I am looking for drawing k random batches of 2 objects from test dataset, CIFAR10. Let’s say for batch_size=128, k=64, any ideas how can I do that?

Hi Niki!

Could you clarify what you want to do? You say that you
want “batches of 2 objects,” but you also say that you want
“batch_size=128.” If 2 is not that batch size (2 items per
batch), what role does 2 play in your question?

Best regards.

K. Frank

Thank you for your reply @KFrank. 128 is the initial number of batches for the test data, I want to put 2 items per batch in k random batches. I want to create k random batches in the test function.

Hello Niki!

Here are ways to draw two different kinds of random batches.
Let nTest be the total number of test data items you have.
I will assume that nTest > 2 * k (because this will matter
for one of the kinds of random batches).

First (ba in the example code below) we can construct random
batches of two items, where the items are drawn randomly from
your test data, with replacement.
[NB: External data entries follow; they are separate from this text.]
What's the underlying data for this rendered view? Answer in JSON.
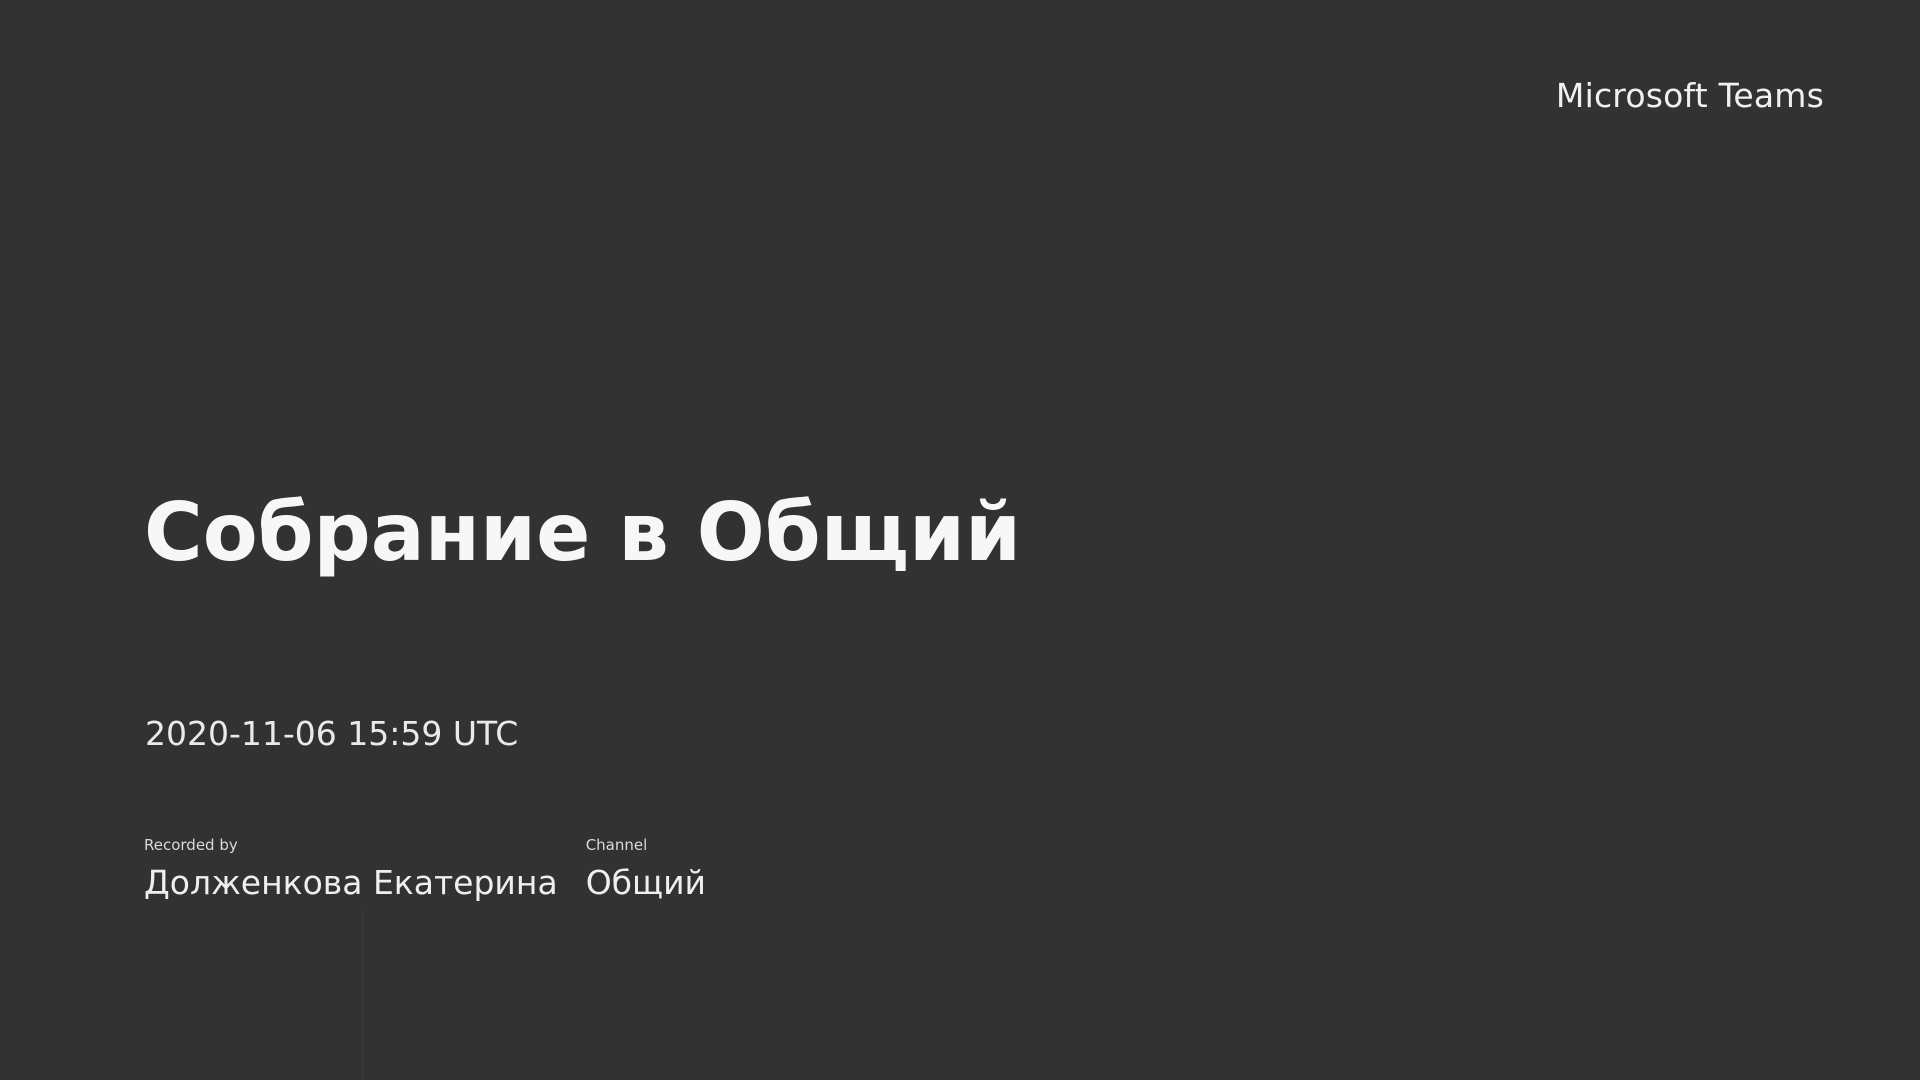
{
  "header": {
    "brand": "Microsoft Teams"
  },
  "meeting": {
    "title": "Собрание в Общий",
    "timestamp": "2020-11-06 15:59 UTC"
  },
  "details": {
    "recorded_by_label": "Recorded by",
    "recorded_by_value": "Долженкова Екатерина",
    "channel_label": "Channel",
    "channel_value": "Общий"
  },
  "colors": {
    "background": "#323232",
    "text": "#f2f2f2"
  }
}
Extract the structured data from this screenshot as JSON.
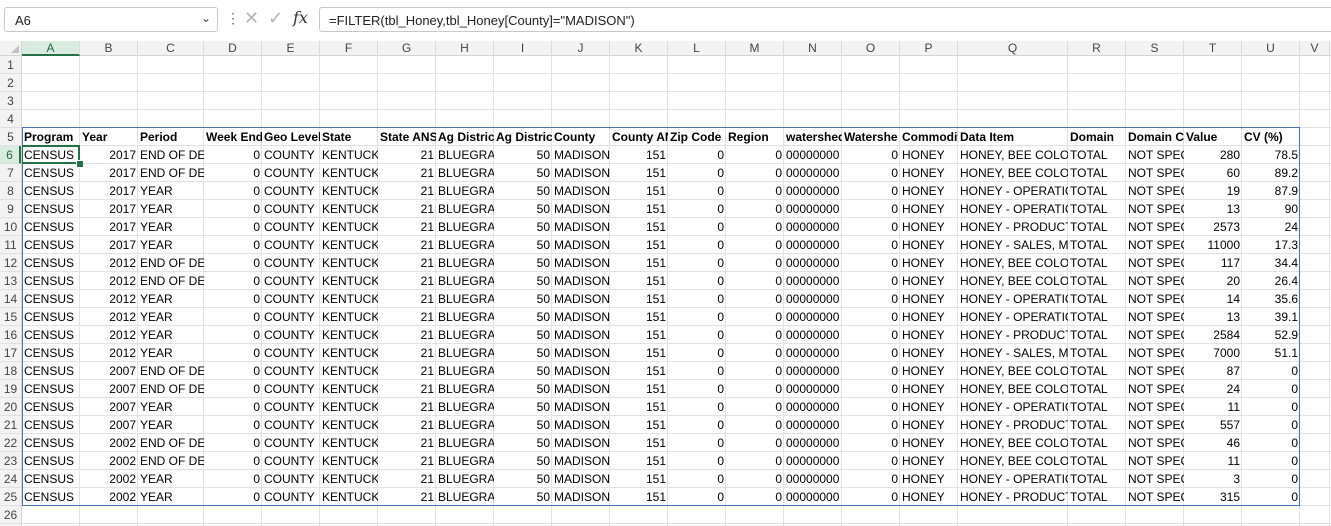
{
  "formula_bar": {
    "name_box": "A6",
    "formula": "=FILTER(tbl_Honey,tbl_Honey[County]=\"MADISON\")",
    "icons": [
      "chevron-down-icon",
      "more-vertical-icon",
      "cancel-icon",
      "enter-icon",
      "fx-icon"
    ]
  },
  "columns": [
    "A",
    "B",
    "C",
    "D",
    "E",
    "F",
    "G",
    "H",
    "I",
    "J",
    "K",
    "L",
    "M",
    "N",
    "O",
    "P",
    "Q",
    "R",
    "S",
    "T",
    "U",
    "V"
  ],
  "selected_column": "A",
  "selected_row": 6,
  "rows": [
    "1",
    "2",
    "3",
    "4",
    "5",
    "6",
    "7",
    "8",
    "9",
    "10",
    "11",
    "12",
    "13",
    "14",
    "15",
    "16",
    "17",
    "18",
    "19",
    "20",
    "21",
    "22",
    "23",
    "24",
    "25",
    "26"
  ],
  "headers": [
    "Program",
    "Year",
    "Period",
    "Week End",
    "Geo Level",
    "State",
    "State ANS",
    "Ag District",
    "Ag District",
    "County",
    "County AN",
    "Zip Code",
    "Region",
    "watershed",
    "Watershe",
    "Commodit",
    "Data Item",
    "Domain",
    "Domain Ca",
    "Value",
    "CV (%)"
  ],
  "data": [
    [
      "CENSUS",
      "2017",
      "END OF DEC",
      "0",
      "COUNTY",
      "KENTUCKY",
      "21",
      "BLUEGRAS",
      "50",
      "MADISON",
      "151",
      "0",
      "0",
      "00000000",
      "0",
      "HONEY",
      "HONEY, BEE COLONI",
      "TOTAL",
      "NOT SPECI",
      "280",
      "78.5"
    ],
    [
      "CENSUS",
      "2017",
      "END OF DEC",
      "0",
      "COUNTY",
      "KENTUCKY",
      "21",
      "BLUEGRAS",
      "50",
      "MADISON",
      "151",
      "0",
      "0",
      "00000000",
      "0",
      "HONEY",
      "HONEY, BEE COLONI",
      "TOTAL",
      "NOT SPECI",
      "60",
      "89.2"
    ],
    [
      "CENSUS",
      "2017",
      "YEAR",
      "0",
      "COUNTY",
      "KENTUCKY",
      "21",
      "BLUEGRAS",
      "50",
      "MADISON",
      "151",
      "0",
      "0",
      "00000000",
      "0",
      "HONEY",
      "HONEY - OPERATION",
      "TOTAL",
      "NOT SPECI",
      "19",
      "87.9"
    ],
    [
      "CENSUS",
      "2017",
      "YEAR",
      "0",
      "COUNTY",
      "KENTUCKY",
      "21",
      "BLUEGRAS",
      "50",
      "MADISON",
      "151",
      "0",
      "0",
      "00000000",
      "0",
      "HONEY",
      "HONEY - OPERATION",
      "TOTAL",
      "NOT SPECI",
      "13",
      "90"
    ],
    [
      "CENSUS",
      "2017",
      "YEAR",
      "0",
      "COUNTY",
      "KENTUCKY",
      "21",
      "BLUEGRAS",
      "50",
      "MADISON",
      "151",
      "0",
      "0",
      "00000000",
      "0",
      "HONEY",
      "HONEY - PRODUCTIC",
      "TOTAL",
      "NOT SPECI",
      "2573",
      "24"
    ],
    [
      "CENSUS",
      "2017",
      "YEAR",
      "0",
      "COUNTY",
      "KENTUCKY",
      "21",
      "BLUEGRAS",
      "50",
      "MADISON",
      "151",
      "0",
      "0",
      "00000000",
      "0",
      "HONEY",
      "HONEY - SALES, MEA",
      "TOTAL",
      "NOT SPECI",
      "11000",
      "17.3"
    ],
    [
      "CENSUS",
      "2012",
      "END OF DEC",
      "0",
      "COUNTY",
      "KENTUCKY",
      "21",
      "BLUEGRAS",
      "50",
      "MADISON",
      "151",
      "0",
      "0",
      "00000000",
      "0",
      "HONEY",
      "HONEY, BEE COLONI",
      "TOTAL",
      "NOT SPECI",
      "117",
      "34.4"
    ],
    [
      "CENSUS",
      "2012",
      "END OF DEC",
      "0",
      "COUNTY",
      "KENTUCKY",
      "21",
      "BLUEGRAS",
      "50",
      "MADISON",
      "151",
      "0",
      "0",
      "00000000",
      "0",
      "HONEY",
      "HONEY, BEE COLONI",
      "TOTAL",
      "NOT SPECI",
      "20",
      "26.4"
    ],
    [
      "CENSUS",
      "2012",
      "YEAR",
      "0",
      "COUNTY",
      "KENTUCKY",
      "21",
      "BLUEGRAS",
      "50",
      "MADISON",
      "151",
      "0",
      "0",
      "00000000",
      "0",
      "HONEY",
      "HONEY - OPERATION",
      "TOTAL",
      "NOT SPECI",
      "14",
      "35.6"
    ],
    [
      "CENSUS",
      "2012",
      "YEAR",
      "0",
      "COUNTY",
      "KENTUCKY",
      "21",
      "BLUEGRAS",
      "50",
      "MADISON",
      "151",
      "0",
      "0",
      "00000000",
      "0",
      "HONEY",
      "HONEY - OPERATION",
      "TOTAL",
      "NOT SPECI",
      "13",
      "39.1"
    ],
    [
      "CENSUS",
      "2012",
      "YEAR",
      "0",
      "COUNTY",
      "KENTUCKY",
      "21",
      "BLUEGRAS",
      "50",
      "MADISON",
      "151",
      "0",
      "0",
      "00000000",
      "0",
      "HONEY",
      "HONEY - PRODUCTIC",
      "TOTAL",
      "NOT SPECI",
      "2584",
      "52.9"
    ],
    [
      "CENSUS",
      "2012",
      "YEAR",
      "0",
      "COUNTY",
      "KENTUCKY",
      "21",
      "BLUEGRAS",
      "50",
      "MADISON",
      "151",
      "0",
      "0",
      "00000000",
      "0",
      "HONEY",
      "HONEY - SALES, MEA",
      "TOTAL",
      "NOT SPECI",
      "7000",
      "51.1"
    ],
    [
      "CENSUS",
      "2007",
      "END OF DEC",
      "0",
      "COUNTY",
      "KENTUCKY",
      "21",
      "BLUEGRAS",
      "50",
      "MADISON",
      "151",
      "0",
      "0",
      "00000000",
      "0",
      "HONEY",
      "HONEY, BEE COLONI",
      "TOTAL",
      "NOT SPECI",
      "87",
      "0"
    ],
    [
      "CENSUS",
      "2007",
      "END OF DEC",
      "0",
      "COUNTY",
      "KENTUCKY",
      "21",
      "BLUEGRAS",
      "50",
      "MADISON",
      "151",
      "0",
      "0",
      "00000000",
      "0",
      "HONEY",
      "HONEY, BEE COLONI",
      "TOTAL",
      "NOT SPECI",
      "24",
      "0"
    ],
    [
      "CENSUS",
      "2007",
      "YEAR",
      "0",
      "COUNTY",
      "KENTUCKY",
      "21",
      "BLUEGRAS",
      "50",
      "MADISON",
      "151",
      "0",
      "0",
      "00000000",
      "0",
      "HONEY",
      "HONEY - OPERATION",
      "TOTAL",
      "NOT SPECI",
      "11",
      "0"
    ],
    [
      "CENSUS",
      "2007",
      "YEAR",
      "0",
      "COUNTY",
      "KENTUCKY",
      "21",
      "BLUEGRAS",
      "50",
      "MADISON",
      "151",
      "0",
      "0",
      "00000000",
      "0",
      "HONEY",
      "HONEY - PRODUCTIC",
      "TOTAL",
      "NOT SPECI",
      "557",
      "0"
    ],
    [
      "CENSUS",
      "2002",
      "END OF DEC",
      "0",
      "COUNTY",
      "KENTUCKY",
      "21",
      "BLUEGRAS",
      "50",
      "MADISON",
      "151",
      "0",
      "0",
      "00000000",
      "0",
      "HONEY",
      "HONEY, BEE COLONI",
      "TOTAL",
      "NOT SPECI",
      "46",
      "0"
    ],
    [
      "CENSUS",
      "2002",
      "END OF DEC",
      "0",
      "COUNTY",
      "KENTUCKY",
      "21",
      "BLUEGRAS",
      "50",
      "MADISON",
      "151",
      "0",
      "0",
      "00000000",
      "0",
      "HONEY",
      "HONEY, BEE COLONI",
      "TOTAL",
      "NOT SPECI",
      "11",
      "0"
    ],
    [
      "CENSUS",
      "2002",
      "YEAR",
      "0",
      "COUNTY",
      "KENTUCKY",
      "21",
      "BLUEGRAS",
      "50",
      "MADISON",
      "151",
      "0",
      "0",
      "00000000",
      "0",
      "HONEY",
      "HONEY - OPERATION",
      "TOTAL",
      "NOT SPECI",
      "3",
      "0"
    ],
    [
      "CENSUS",
      "2002",
      "YEAR",
      "0",
      "COUNTY",
      "KENTUCKY",
      "21",
      "BLUEGRAS",
      "50",
      "MADISON",
      "151",
      "0",
      "0",
      "00000000",
      "0",
      "HONEY",
      "HONEY - PRODUCTIC",
      "TOTAL",
      "NOT SPECI",
      "315",
      "0"
    ]
  ],
  "colors": {
    "selection_green": "#217346",
    "spill_border_blue": "#4a72b6",
    "header_bg": "#f3f3f3",
    "selected_header_bg": "#d8ecdf"
  }
}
This means that a batch
might (but is rather unlikely to) contain two copies of the
same item, and two different batches might similarly contain
the same item.

If instead, you want no item to occur more than once in your
batches, I find it easiest to randomly permute the test data
(or, as in the example below, randomly permute indices into
the test data), and then loop through the random permutation
two at a time.

To make your batches (pseudo-)random, you use a
(pseudo-)random number generator. Both pytorch and
numpy have such things. I’ve used the ones from numpy.

This example assumes that you have your test data in data, a
torch.tensor, and creates k = 5 random batches of two items
each, using both the “with replacement” (ba) and disjoint (bb)

import numpy as np
import torch

nTest = 30
k = 5
data = torch.randn (nTest, 3)
p = np.random.permutation (nTest)
# each ba is a batch of 2 drawn independently with replacement
# the bb's are a set of batches of 2 without duplicates, either
# within or among the batches
for  i in range (k):
     ba = data[[np.random.randint (nTest), np.random.randint (nTest)]]
     bb = data[p[2*i : 2*i + 2]]
     print (ba)
     print (bb)

(Note, as far as I can tell, the number “128” doesn’t enter into
the specific question you are asking.)


K. Frank

Thank you very much for your reply @KFrank.